11 October 2021
The Impact of Climate Change on Rivers
Rivers provide life and sustenance to humans, plants and animals and they were our very first highways before roads were made. There are 165 major rivers on planet earth, mostly flowing south with the exception of four of the longest rivers that flow north.
Our rivers are the first areas to be heavily impacted by climate change. Rising temperatures, frequent extreme storms and changes in season precipitation rates are finally taking their toll. We have to remember that climate change equals water change.
River communities are seeing increased flooding, droughts and waterborne diseases which are all having extreme impacts on their daily lives. Our drinking water comes directly or indirectly from streams and rivers. It, therefore, makes sense that when our rivers and streams become polluted, so does our drinking water.
Read our blog on Dangerous Pathogens found in Rivers
To put it mildly, the future does not look good unless we take drastic action.
Rising temperatures in rivers affect aquatic life
Aquatic species all have a preferred temperature range in which they live, and when this range is affected, this can cause the death of species that cannot live in warmer waters. Moreover, a rise in water temperature also affects water chemistry.
Groundwater, for example, can have a higher electrical conductivity as the higher water temperature dissolves more minerals from the surrounding rocks. Warm water holds less dissolved oxygen than cold water, which means there is ultimately less oxygen for aquatic life. Certain water compounds also become more toxic once temperatures rise.
Let’s take trout or salmon, for example. These fish are cold-water species and therefore require cold water for their very survival. If our river temperatures keep rising, these fish will be replaced by species able to live in warmer waters and trout and salmon meals will become a thing of the past.
Why Algal blooms can be deadly
If our river temperatures keep rising we risk excessive algal blooms which are very harmful to aquatic life, humans and our global economy. In order to maintain water quality, we have to reduce excess nutrient pollution. So when rising water temperatures and excess nutrients such as phosphorus and nitrogen enter the rivers and lakes, we see algal blooms. When this happens it reduces the amount of oxygen available to aquatic life, causing dead zones where no life can flourish.
Not only do algal blooms affect aquatic life, but the water quality also becomes severely affected resulting in unsafe drinking water that requires costly additional water treatment. It becomes a vicious loop.
Drinking water will become costly
With more frequent storms come heavier rainfall, which in turn causes pollutant runoff and sedimentation in our rivers and lakes. This complicates treatment in source waters and pushes up the costs of treating drinking water. Ultimately it is the consumer who bears this cost, which means that drinking water will become very expensive.
We can expect more droughts as climate change increases. Less rainfall means less drinking water.

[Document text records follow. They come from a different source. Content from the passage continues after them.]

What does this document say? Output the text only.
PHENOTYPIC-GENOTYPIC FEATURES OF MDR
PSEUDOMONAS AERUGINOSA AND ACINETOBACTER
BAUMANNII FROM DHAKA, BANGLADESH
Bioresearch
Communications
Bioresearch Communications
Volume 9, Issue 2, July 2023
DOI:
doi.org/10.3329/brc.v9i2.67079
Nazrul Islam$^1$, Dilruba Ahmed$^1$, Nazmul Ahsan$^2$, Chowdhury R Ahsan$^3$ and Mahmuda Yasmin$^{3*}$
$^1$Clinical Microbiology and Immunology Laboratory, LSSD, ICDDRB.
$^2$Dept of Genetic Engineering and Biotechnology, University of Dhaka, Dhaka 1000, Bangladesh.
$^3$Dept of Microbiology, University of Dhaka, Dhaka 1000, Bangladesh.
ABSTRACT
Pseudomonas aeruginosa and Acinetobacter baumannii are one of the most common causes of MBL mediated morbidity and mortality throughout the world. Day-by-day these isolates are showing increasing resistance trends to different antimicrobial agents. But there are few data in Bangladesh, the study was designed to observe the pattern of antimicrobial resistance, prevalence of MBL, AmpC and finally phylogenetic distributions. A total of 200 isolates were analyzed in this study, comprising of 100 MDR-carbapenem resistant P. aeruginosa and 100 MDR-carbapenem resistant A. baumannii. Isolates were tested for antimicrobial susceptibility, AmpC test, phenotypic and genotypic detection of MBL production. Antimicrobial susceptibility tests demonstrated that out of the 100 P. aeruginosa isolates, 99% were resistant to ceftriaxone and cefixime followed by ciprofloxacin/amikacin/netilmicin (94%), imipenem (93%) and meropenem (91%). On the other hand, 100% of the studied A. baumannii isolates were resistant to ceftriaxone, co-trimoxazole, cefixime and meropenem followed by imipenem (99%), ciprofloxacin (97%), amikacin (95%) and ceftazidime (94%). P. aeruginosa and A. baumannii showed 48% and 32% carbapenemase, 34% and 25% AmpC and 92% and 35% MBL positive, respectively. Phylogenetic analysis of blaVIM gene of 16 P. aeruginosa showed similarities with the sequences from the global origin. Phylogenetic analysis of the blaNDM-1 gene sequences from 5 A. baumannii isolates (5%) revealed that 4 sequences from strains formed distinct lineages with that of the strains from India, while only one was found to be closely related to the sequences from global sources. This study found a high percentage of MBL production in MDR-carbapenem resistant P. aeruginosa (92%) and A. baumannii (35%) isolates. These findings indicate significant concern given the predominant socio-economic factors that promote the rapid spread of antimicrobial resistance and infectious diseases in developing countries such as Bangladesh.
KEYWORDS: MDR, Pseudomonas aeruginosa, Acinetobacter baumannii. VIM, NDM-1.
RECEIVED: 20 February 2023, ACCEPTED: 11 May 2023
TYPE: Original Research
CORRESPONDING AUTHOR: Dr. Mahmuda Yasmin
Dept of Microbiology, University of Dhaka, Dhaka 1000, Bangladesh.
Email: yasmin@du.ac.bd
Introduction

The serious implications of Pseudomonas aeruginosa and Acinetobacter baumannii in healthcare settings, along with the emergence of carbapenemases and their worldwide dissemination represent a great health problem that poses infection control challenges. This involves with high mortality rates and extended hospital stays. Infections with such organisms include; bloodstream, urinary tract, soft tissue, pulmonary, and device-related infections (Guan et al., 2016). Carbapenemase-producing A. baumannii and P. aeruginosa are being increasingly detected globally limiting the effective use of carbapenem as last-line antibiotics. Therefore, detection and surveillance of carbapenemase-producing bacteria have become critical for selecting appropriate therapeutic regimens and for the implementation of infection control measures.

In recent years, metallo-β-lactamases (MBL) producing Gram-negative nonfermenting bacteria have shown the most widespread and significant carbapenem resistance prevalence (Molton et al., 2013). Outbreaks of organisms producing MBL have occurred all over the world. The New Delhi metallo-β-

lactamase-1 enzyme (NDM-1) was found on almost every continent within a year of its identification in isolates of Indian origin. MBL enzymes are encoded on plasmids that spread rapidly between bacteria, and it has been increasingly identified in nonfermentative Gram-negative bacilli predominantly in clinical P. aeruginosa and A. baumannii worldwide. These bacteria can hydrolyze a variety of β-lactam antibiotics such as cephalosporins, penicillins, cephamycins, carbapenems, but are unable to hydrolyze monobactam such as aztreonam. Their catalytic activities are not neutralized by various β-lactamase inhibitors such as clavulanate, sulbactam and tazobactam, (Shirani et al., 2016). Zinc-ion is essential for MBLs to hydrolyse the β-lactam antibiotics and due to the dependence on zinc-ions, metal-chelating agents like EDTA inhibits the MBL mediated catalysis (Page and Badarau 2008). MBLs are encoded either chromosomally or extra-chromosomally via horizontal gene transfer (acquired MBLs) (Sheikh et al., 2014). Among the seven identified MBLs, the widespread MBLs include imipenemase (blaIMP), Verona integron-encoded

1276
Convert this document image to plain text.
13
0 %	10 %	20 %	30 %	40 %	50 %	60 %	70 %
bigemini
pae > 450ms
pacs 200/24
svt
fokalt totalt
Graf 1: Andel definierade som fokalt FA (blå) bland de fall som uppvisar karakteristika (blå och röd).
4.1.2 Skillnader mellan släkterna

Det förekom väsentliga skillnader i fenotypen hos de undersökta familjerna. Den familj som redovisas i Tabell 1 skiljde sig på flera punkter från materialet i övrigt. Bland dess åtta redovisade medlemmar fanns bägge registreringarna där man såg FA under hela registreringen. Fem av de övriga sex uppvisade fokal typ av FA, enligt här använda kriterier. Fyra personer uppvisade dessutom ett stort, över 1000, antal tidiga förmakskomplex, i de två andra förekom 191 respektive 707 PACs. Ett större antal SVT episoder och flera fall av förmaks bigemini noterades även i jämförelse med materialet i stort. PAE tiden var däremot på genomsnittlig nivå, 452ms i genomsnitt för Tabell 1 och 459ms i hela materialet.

Rising sea levels are also inviting more saltwater intrusion into our lakes and rivers, affecting the availability and quality of source water.
What is the solution?
Protecting and restoring rivers must be part of the global solution along with decreasing global warming pollution. There are many wonderful river restoration projects across the globe that focus on protecting rivers. Grasses, shrubs and trees are planted along the stream and river banks to create a buffer. Buffers improve water quality by filtering pollutants and sediments from soil runoff and they also help to keep the water cool by providing necessary shade.

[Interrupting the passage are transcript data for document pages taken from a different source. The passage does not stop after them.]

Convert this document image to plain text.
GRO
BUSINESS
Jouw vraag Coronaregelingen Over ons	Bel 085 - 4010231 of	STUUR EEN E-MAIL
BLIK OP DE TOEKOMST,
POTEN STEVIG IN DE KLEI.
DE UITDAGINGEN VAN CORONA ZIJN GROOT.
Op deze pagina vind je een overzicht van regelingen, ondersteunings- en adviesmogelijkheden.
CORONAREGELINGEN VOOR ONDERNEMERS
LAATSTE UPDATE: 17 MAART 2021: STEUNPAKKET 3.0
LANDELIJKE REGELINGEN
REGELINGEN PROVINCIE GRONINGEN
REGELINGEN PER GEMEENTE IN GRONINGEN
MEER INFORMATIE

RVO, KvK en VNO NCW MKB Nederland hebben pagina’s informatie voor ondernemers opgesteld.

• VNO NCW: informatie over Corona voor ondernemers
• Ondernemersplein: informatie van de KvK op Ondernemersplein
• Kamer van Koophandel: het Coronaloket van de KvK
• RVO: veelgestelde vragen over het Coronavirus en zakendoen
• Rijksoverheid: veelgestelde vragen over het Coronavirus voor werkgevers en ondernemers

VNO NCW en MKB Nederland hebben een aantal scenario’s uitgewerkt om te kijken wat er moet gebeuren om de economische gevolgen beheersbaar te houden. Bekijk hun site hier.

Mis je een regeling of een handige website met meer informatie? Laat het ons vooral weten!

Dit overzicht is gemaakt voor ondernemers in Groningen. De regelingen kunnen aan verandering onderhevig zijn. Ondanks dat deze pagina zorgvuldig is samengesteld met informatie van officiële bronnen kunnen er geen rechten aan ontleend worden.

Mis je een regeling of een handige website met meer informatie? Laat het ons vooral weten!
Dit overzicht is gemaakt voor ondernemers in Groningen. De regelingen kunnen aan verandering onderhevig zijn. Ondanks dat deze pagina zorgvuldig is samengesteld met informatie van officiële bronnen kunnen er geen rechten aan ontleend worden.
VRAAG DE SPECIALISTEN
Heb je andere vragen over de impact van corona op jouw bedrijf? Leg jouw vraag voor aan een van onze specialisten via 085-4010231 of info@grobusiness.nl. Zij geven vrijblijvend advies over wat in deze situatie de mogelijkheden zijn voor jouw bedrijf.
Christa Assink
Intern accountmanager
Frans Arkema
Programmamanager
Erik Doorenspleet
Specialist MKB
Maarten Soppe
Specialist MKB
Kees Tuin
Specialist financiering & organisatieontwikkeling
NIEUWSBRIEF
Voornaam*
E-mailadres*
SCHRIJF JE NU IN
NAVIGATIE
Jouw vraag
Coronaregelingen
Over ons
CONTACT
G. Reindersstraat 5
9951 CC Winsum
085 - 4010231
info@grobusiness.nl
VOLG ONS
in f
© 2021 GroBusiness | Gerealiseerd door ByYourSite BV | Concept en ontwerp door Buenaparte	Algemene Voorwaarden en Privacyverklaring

Moving Water Alliance is an organisation that supports beach and river cleanup organisations and encourages riverbank restoration projects across the globe.
We can each do our part, it’s not difficult. It just requires a few minor adjustments to your lifestyle.
4 things we can do to help:
- Use only environmentally-friendly cleaning products in your home as whatever you flush down your drain ends up back in the rivers.
- Preserver water by using it sparingly. That means you need to turn off your tap while you’re brushing your teeth and be sure to only use your washing machine when you can do a full load. You should also consider timing your shower time as a 10-minute shower uses roughly 25 – 50 gallons of water, depending on your shower head flow. You can also consider catching water from your shower in a large bucket while you wait for the water to heat. This water can then be used to water your plants or flush your toilet. You could also consider installing a low-flow shower head to help you save more water.
- Since energy production requires water to cool power plants, it makes sense to turn off appliances and lights when not in use to save electricity and the water used for the cooling process.
- Since so much plastic ends up in our rivers, it also makes sense to avoid single-use plastic. Take your own fabric shopping bags along when you buy groceries, and your own coffee mug when you buy takeout coffee. Eliminate plastic straws from your life and buy environmentally-friendly bamboo straws instead. Learn how to recycle properly so that your plastic doesn’t end up in our rivers.
Want to know how much water your household uses? Use this handy Water Calculator.
If we don’t take drastic action now, not only will we end up with heavily polluted rivers and reduced aquatic life, but we will suffer severe water scarcity which means many of our citizens will die. As it stands, 1.1 billion people currently lack access to water and a total of 2.7 billion find water scarce for at least one month of the year, according to WWF.